日本はとっくに“製造業の国”“輸出主導型経済”ではない…認識の欠如が経済停滞の原因
消費者のマインドを考慮しなければ経済政策は機能しない
では、経済構造が消費主導型にシフトした今、どうすれば消費拡大で経済を成長させることができるのだろうか。個人消費というのはニワトリとタマゴの関係であり、経済学的には何が消費拡大の原動力になるのか明確に示されているわけではないが、消費者のマインドが大きく影響していることだけは間違いない。
現在、個人消費が極端に低迷しているのは、消費者が将来に対して大きな不安感を持っているからである。高齢化が進み、年金財政が悪化しているのは紛れもない事実であり、これを誤魔化して美辞麗句を並べたところで、不安の解消にはならない。年金減額が避けられない以上、消費者の将来不安を取り除くためには、今後、長期にわたって就労できるという安心感が必要となる。
だが、この安心感を終身雇用や解雇の禁止というかたちで担保しては意味がないだろう。
消費社会というのは、多くの個人が多種多様なアイデアを出し合い、生み出された商品やサービスを消費者がポジティブに評価してこそ、うまく回っていく。日本社会は基本的にネガティブであり、新しいことに対する抵抗感が根強く、これが新しい産業の創出や消費の拡大を阻害している。わかりやすい言い回しをすれば日本社会は基本的に「しかめっ面」なので、これでは豊かな消費社会を実現できないのだ。
残念なことに、政府が企業に雇用を強制すると、社会の流動性が低下し、こうしたネガティブで閉鎖的なカルチャーが拡大することがあっても、縮小することはない。
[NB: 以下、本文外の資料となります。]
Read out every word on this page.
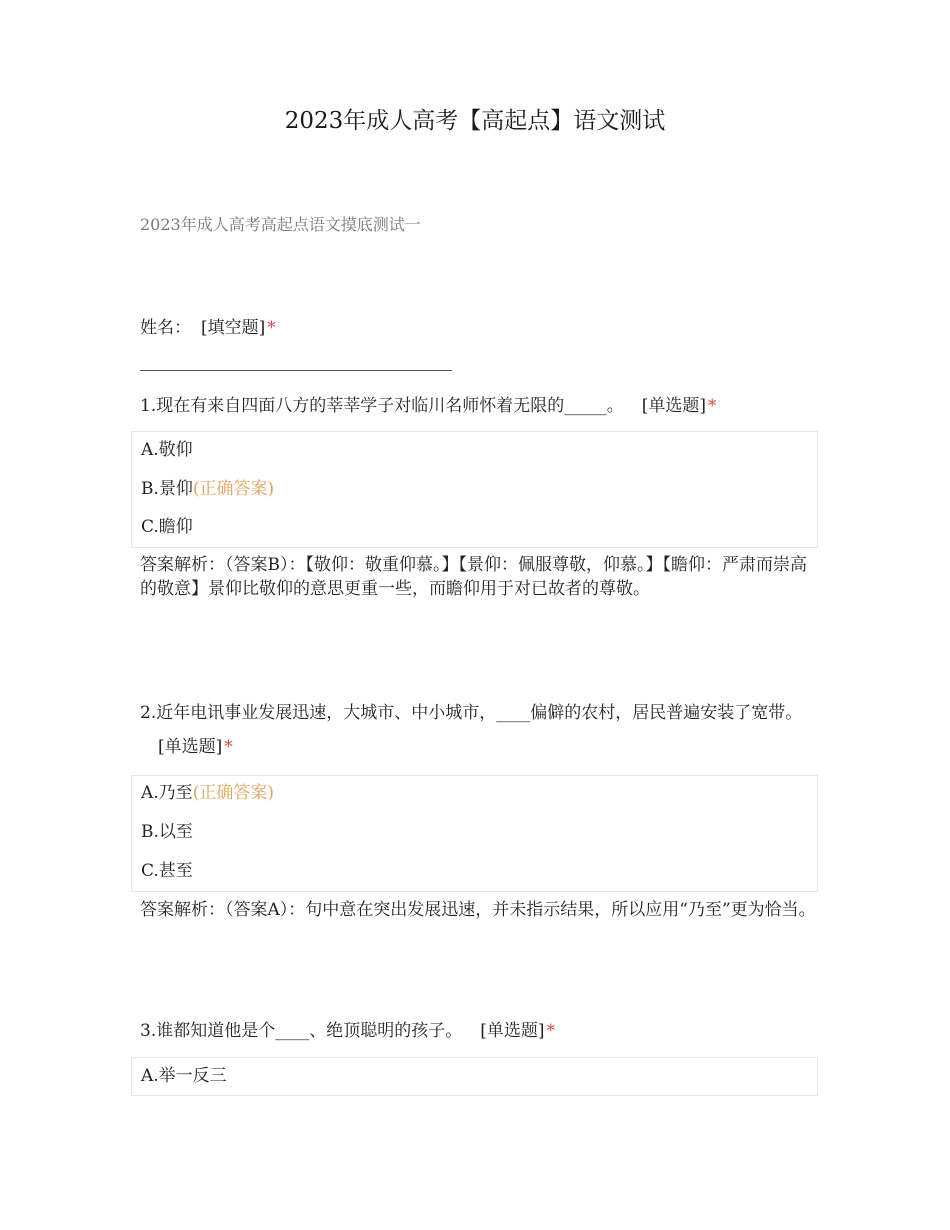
2023年成人高考【高起点】语文测试
2023年成人高考高起点语文摸底测试一
姓名： [填空题] *
1.现在有来自四面八方的莘莘学子对临川名师怀着无限的_____。 [单选题] *
A.敬仰
B.景仰(正确答案)
C.瞻仰
答案解析：（答案B）：【敬仰：敬重仰慕。】【景仰：佩服尊敬，仰慕。】【瞻仰：严肃而崇高的敬意】景仰比敬仰的意思更重一些，而瞻仰用于对已故者的尊敬。
2.近年电讯事业发展迅速，大城市、中小城市，____偏僻的农村，居民普遍安装了宽带。[单选题] *
A.乃至(正确答案)
B.以至
C.甚至
答案解析：（答案A）：句中意在突出发展迅速，并未指示结果，所以应用“乃至”更为恰当。
3.谁都知道他是个____、绝顶聪明的孩子。 [单选题] *
A.举一反三
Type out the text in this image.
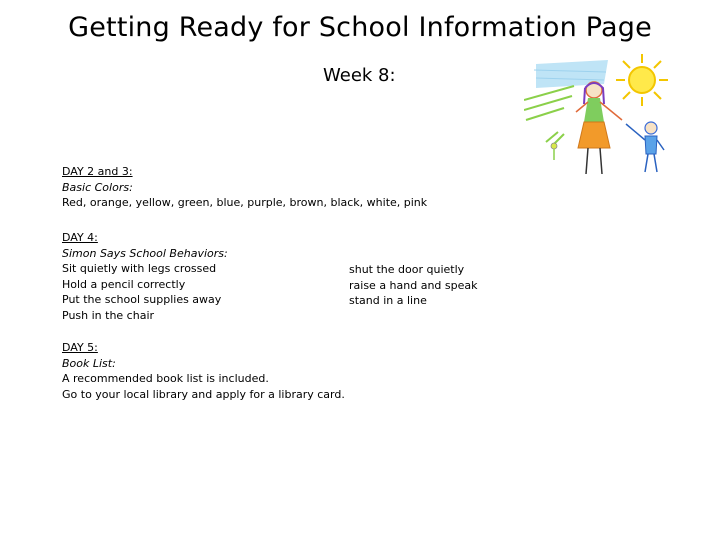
Getting Ready for School Information Page
Week 8:
DAY 2 and 3:
Basic Colors:
Red, orange, yellow, green, blue, purple, brown, black, white, pink
DAY 4:
Simon Says School Behaviors:
Sit quietly with legs crossed
Hold a pencil correctly
Put the school supplies away
Push in the chair
shut the door quietly
raise a hand and speak
stand in a line
DAY 5:
Book List:
A recommended book list is included.
Go to your local library and apply for a library card.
むしろ、転職を推奨し、新しいスキルを身につけるための教育プログラムにこそ多額の支出を行うべきである。
仮に解雇されたり、役職定年や再雇用で望まない仕事を斡旋された場合でも、教育プログラムを受けて新しいスキルを身につけることができ、その間に、十分な失業保険が給付されるのであれば、あまり深刻になる必要はない。
転職が活発になれば、組織に新しいアイデアが入ってくるので、新規事業が立ち上がる頻度は確実に高まる。遠回りなようだが、こうした地道な取り組みを行わない限り、日本経済に未来はない。